Giunti a Capitol City, la città era perfettamente come me l’aspettavo, sfarzosa e lussuosa. Anche il mio appartamento lo era. Durante la sfilata dei carri indossavo un vestito molto strano, ma non ci feci tanto caso, dato che li tutti erano vestiti in modo molto strano.
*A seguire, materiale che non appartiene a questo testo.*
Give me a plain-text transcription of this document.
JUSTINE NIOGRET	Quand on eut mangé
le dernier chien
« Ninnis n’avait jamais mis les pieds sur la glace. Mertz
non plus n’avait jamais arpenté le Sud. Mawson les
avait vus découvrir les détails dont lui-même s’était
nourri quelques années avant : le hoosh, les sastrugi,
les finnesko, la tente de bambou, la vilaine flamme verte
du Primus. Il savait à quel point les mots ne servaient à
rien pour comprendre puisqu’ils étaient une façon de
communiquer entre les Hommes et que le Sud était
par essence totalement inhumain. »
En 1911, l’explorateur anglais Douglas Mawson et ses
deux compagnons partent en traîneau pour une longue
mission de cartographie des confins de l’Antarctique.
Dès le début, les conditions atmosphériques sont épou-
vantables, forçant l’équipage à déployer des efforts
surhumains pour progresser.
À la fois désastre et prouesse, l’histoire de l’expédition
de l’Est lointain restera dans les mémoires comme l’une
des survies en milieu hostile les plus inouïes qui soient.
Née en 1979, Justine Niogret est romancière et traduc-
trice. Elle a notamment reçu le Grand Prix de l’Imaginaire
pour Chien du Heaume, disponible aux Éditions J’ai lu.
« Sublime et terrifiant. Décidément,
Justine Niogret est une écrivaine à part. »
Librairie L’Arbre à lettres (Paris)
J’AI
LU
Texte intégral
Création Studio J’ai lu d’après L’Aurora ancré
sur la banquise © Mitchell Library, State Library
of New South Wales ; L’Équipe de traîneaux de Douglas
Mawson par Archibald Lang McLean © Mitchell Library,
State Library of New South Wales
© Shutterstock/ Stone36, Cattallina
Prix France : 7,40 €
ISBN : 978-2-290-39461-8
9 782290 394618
Durante i test per gli allenamenti presi un misero sette, persino la piccoletta dell’undici mi aveva superato con un otto. Neanche il mio compagno di squadra prese un voto tanto alto. Non ricordo neanche il suo nome in effetti, non ho fatto molto caso a lui. Sapevo che una volta nell’arena lui avrebbe potuto uccidermi, o io avrei potuto ucciderlo, per questo non volevo che ci fosse nessun rapporto d’amicizia tra i tributi e me, per non soffrire dopo. Il mio allenatore si avvicinò a me in un momento di disperazione e mi disse che per vincere gli Hunger Games non era necessario essere più forte degli altri, ma semplicemente più svegli degli altri. Mi disse che con la mia furbizia, sarei stata in grado di cavarmela una volta nei giochi. E così feci. Seguii attentamente ogni corso di sopravvivenza, senza mai arrivare tardi, fatta eccezione per una volta soltanto.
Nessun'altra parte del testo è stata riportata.